The ability of diode to conduct current in one direction and block it in another direction, it can be used as a rectifier. Rectifiers are the electrical circuit which converts the AC voltage to DC voltage. All the electronic appliances are working on DC voltage rather than AC, so rectifiers are an essential part of all electronic appliances. The simplest rectifier is half wave rectifier.

The following diagram shows the *half-wave rectifier circuit* where the diode, load and sinusoidal AC source are connected together.

## Working of half wave rectifier:

For the positive half cycle of the input sinusoidal voltage, the anode of the diode is connected with the positive side of source and cathode is connected with the negative side of source and diode become forward bias. So, for the positive half cycle, the output is the same as input ideally. The current will pass through the load resistor during the positive half cycle. For practical purposes, the output voltage will be less by 0.7 volts. Before the diode becomes forward bias the input must overcome the barrier potential of the PN junction, that’s why the output in practical diode will be less by 0.7 volts.

For the negative half cycle, the anode of the diode will connect with the negative side of source and cathode will connect with the positive side of source and diode become reverse bias. Ideally, the diode will act as an open switch and no current will pass through the load resistor. But practically there will be small leakage current. Another thing is that diode can withstand up to breakdown voltage. So the reverse blocking voltage must be in the range of the withstanding voltage. For the safer operation, the maximum input voltage must be 20% less than that of PIV (Peak Inverse Voltage) rating of the diode.

The output of the half wave rectifier does not change the direction of current in the load resistor, that’s why it is called DC voltage. But the magnitude of the voltage varies with time so it is called pulsating DC voltage. A steady-state DC can be achieved by using a filter circuit.

The average value of the input sinusoidal voltage is zero because of the same area above and below the axis line. Where the average value of the output can be calculated as follows

$v_{avg}=\frac{V_{p}}{2\pi }(\int_{0}^{\pi }{\sin t dt}+\int_{\pi }^{2\pi }{0 dt} )$

$v_{avg}=\frac{V_{p}}{2\pi }(2+0)$

$v_{avg}=\frac{V_{p}}{\pi }$

$v_{avg}=0.318 V_{p}$

The DC voltmeter will measure the average value of the half wave rectifier.

## Filtered Output of Half Wave Rectifier:

The output of the Half Wave rectifier is pulsating DC instead of steady-state. Where the electronic devices work on steady-state DC and some device may response unexpectedly for such type of pulsating DC. A filter circuit may be required to convert the pulsating DC to steady-state DC, where a simple filter circuit can be capacitor input filter. In the capacitor input filter circuit, the output of Half Wave rectifier is passed through a capacitor as the following circuit shows.
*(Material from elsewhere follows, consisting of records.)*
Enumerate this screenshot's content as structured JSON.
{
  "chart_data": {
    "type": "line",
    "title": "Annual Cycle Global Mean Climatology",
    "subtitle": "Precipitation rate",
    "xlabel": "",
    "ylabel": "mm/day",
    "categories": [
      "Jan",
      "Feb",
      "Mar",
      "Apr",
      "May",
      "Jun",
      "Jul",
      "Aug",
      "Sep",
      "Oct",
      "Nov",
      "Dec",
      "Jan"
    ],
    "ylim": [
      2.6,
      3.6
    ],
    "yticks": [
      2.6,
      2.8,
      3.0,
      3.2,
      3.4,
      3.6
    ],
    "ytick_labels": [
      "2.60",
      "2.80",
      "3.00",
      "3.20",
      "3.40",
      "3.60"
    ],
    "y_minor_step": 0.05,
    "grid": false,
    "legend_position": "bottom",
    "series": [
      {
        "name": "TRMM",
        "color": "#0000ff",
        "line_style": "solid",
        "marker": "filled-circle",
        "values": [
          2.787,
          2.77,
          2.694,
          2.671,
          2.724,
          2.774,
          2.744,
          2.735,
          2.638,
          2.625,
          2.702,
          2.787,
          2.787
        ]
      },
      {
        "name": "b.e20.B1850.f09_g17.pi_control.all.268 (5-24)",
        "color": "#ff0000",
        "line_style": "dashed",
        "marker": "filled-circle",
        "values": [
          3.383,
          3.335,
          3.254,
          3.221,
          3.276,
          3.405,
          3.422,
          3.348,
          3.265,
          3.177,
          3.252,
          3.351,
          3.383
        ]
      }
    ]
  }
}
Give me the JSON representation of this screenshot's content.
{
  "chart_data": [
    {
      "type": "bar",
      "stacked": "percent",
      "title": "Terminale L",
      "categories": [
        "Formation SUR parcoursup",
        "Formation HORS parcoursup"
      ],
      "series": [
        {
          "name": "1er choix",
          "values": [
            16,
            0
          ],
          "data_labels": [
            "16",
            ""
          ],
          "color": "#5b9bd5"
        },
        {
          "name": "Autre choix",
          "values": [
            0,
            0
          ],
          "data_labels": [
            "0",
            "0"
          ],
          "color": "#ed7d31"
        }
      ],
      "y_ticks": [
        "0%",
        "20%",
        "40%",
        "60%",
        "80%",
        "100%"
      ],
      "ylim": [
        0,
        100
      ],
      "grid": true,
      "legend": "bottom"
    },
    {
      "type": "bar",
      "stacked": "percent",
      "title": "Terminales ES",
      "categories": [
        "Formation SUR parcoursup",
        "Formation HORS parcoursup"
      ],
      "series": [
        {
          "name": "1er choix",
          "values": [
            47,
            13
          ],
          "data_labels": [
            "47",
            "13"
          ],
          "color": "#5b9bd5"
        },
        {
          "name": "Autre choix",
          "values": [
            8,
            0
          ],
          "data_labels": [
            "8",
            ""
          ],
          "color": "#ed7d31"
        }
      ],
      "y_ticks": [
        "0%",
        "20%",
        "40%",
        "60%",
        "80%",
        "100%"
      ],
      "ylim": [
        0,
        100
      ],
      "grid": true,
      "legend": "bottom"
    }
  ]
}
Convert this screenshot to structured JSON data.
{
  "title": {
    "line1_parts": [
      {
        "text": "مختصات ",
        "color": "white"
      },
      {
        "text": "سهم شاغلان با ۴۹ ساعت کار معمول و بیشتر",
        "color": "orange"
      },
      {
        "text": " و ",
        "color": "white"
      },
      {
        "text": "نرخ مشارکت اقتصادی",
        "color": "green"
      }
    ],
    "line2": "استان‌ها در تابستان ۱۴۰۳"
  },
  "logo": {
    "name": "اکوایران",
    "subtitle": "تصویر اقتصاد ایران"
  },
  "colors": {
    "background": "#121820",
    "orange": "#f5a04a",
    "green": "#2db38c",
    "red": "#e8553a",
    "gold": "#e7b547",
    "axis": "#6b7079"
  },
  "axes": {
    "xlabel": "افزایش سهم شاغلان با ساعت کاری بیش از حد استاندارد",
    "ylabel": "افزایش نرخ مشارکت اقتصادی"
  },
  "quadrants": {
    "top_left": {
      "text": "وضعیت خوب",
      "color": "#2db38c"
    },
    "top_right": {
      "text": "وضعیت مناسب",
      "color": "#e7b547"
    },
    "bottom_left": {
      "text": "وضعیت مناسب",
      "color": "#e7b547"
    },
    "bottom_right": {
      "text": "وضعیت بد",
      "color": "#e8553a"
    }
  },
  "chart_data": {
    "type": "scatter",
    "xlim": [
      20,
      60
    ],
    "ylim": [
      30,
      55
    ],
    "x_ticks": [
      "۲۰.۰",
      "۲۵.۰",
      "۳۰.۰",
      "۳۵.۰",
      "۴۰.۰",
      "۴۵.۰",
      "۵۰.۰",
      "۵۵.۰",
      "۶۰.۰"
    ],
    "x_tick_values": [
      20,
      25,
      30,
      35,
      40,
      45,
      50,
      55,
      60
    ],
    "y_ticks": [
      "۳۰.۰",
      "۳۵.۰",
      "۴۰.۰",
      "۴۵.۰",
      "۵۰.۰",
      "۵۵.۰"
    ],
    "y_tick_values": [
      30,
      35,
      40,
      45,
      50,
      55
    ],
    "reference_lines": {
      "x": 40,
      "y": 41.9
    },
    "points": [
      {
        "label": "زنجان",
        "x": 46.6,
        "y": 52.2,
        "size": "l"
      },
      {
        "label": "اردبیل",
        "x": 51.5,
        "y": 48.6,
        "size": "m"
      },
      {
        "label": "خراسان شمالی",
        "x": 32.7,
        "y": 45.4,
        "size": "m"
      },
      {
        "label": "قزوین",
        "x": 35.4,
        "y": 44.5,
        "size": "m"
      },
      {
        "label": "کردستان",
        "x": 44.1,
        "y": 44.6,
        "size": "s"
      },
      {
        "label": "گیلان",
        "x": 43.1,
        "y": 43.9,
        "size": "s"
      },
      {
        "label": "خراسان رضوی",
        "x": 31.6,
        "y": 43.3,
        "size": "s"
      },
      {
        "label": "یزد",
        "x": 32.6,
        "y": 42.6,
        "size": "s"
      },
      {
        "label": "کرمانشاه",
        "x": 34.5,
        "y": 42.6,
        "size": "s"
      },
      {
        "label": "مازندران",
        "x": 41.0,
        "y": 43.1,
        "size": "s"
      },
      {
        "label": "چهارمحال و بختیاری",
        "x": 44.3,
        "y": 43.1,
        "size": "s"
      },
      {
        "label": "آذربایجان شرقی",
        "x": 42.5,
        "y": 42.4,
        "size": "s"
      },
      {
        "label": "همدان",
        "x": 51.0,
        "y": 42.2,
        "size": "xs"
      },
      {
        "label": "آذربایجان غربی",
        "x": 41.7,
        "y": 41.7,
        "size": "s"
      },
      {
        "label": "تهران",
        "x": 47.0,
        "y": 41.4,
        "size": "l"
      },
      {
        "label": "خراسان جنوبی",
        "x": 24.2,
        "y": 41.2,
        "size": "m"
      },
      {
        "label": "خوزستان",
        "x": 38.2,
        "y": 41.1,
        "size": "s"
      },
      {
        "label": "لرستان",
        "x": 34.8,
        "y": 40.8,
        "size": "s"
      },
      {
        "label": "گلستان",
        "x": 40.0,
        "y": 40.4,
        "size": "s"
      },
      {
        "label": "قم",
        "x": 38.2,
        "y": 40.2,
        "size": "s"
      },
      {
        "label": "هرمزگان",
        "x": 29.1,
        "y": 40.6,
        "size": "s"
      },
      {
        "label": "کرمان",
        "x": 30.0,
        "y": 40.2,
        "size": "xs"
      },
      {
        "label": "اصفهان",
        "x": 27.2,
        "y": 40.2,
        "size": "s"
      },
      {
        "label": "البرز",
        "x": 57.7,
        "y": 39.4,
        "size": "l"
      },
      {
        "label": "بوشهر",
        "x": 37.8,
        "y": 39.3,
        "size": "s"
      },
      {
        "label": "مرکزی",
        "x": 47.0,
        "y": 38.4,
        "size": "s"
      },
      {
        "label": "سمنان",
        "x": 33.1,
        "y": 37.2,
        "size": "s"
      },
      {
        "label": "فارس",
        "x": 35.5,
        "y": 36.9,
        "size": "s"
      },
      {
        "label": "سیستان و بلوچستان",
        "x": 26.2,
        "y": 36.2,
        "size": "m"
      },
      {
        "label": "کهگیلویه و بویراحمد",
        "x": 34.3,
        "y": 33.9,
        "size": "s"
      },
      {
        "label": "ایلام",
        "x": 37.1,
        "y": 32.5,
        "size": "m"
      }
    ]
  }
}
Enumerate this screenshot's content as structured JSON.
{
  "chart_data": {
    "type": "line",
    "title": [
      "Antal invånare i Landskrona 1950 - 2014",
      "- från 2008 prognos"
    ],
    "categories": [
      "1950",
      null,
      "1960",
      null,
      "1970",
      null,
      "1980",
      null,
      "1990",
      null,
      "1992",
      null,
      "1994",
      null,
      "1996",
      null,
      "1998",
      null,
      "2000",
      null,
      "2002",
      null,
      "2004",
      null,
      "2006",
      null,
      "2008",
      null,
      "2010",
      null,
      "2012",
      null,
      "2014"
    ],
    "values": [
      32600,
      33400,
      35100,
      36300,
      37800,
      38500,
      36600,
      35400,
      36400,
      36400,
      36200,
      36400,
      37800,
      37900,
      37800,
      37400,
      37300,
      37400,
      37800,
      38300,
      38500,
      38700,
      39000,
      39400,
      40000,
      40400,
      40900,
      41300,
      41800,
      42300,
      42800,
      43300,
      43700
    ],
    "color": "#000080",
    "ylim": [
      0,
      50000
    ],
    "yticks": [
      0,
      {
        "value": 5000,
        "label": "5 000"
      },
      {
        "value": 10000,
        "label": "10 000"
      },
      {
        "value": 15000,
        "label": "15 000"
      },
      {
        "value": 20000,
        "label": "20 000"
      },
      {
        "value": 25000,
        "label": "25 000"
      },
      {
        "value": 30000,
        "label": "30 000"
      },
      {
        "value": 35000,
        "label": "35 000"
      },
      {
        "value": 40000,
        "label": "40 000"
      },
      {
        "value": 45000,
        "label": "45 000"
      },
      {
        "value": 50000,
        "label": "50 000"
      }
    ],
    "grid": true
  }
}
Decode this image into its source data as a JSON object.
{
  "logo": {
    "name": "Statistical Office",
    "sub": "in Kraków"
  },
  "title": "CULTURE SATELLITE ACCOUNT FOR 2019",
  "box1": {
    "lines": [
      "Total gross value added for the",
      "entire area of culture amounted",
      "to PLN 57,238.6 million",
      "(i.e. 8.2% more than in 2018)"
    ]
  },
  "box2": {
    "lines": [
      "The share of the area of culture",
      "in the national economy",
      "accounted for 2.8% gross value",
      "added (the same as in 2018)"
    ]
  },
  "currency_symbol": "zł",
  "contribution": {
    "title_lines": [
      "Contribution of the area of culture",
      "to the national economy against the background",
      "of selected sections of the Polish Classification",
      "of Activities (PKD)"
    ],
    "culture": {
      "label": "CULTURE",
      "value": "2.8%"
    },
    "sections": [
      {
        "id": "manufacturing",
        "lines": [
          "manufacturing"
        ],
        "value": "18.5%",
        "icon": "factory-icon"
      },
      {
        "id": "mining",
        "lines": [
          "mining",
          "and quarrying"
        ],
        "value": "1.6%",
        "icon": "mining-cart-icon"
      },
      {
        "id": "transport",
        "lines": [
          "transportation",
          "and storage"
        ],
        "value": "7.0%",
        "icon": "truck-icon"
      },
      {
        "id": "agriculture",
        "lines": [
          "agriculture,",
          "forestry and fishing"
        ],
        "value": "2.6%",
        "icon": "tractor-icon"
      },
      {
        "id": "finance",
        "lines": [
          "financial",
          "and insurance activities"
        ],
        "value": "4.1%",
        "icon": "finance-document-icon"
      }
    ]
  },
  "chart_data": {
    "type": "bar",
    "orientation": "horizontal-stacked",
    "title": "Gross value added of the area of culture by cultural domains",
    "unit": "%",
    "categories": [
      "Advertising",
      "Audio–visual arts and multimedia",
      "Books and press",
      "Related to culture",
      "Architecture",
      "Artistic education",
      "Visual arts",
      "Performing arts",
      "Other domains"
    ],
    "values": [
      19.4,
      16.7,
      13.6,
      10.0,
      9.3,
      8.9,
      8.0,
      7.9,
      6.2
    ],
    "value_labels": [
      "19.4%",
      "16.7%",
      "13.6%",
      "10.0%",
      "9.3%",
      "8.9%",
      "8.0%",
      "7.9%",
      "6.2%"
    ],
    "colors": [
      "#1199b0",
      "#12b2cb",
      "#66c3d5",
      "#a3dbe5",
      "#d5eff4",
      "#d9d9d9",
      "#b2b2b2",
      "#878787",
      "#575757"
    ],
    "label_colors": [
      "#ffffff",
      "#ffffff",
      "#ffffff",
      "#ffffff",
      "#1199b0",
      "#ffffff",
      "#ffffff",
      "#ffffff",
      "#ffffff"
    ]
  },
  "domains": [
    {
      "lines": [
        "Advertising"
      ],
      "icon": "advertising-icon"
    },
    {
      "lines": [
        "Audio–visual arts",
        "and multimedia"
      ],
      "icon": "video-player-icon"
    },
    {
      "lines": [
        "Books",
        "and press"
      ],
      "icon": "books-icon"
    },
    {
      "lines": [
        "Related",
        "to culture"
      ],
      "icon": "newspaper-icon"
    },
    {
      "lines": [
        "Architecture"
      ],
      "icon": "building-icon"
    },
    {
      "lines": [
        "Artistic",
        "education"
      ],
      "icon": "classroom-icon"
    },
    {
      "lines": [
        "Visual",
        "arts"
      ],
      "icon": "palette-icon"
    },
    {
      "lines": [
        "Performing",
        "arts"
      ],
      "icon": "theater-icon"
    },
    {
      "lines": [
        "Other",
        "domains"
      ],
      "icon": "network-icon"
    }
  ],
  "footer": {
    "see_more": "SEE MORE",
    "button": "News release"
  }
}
For the first quarter of the positive cycle of the input voltage, the capacitor will charge up to the supply maximum voltage V_{p}. For the second quarter of the positive cycle, the diode will become reverse bias because of the cathode at a higher potential than the anode. So, for the rest of the cycle, the capacitor will provide current to the load and discharge until the supply voltage becomes more than that of capacitor voltage. As the input voltage increased from the capacitor voltage the capacitor will again start charging and the chain will remain. The discharging time of the capacitor depends upon the RC time constant.

In the filtering action, the capacitor charges quickly and discharge slowly because of load resistance. That cause a change in voltage across the capacitor, which is undesirable and called ripple voltage.

$v_{r(pp)}\approx (\frac{1}{fR_{L}C})v_{p}$

$v_{DC}\approx 1-(\frac{1}{2fR_{L}C})v_{p}$

A measure of the effectiveness of the filter can be judged by the parameter called ripple factor. The formula of the ripple factor is the ratio between ripple voltage (peak to peak) and DC voltage.

$r=\frac{v_{r(pp)}}{v_{DC}}$

## Conclusion:

- A rectifier converts AC voltage to DC voltage.
- Half wave Rectifier only passes current through load during the positive half cycle of sinusoidal.
- The output of half wave rectifier is pulsating DC voltage, to convert it to a steady state, a filter is used.
- The effectiveness of the filter can be measured by the ripple factor.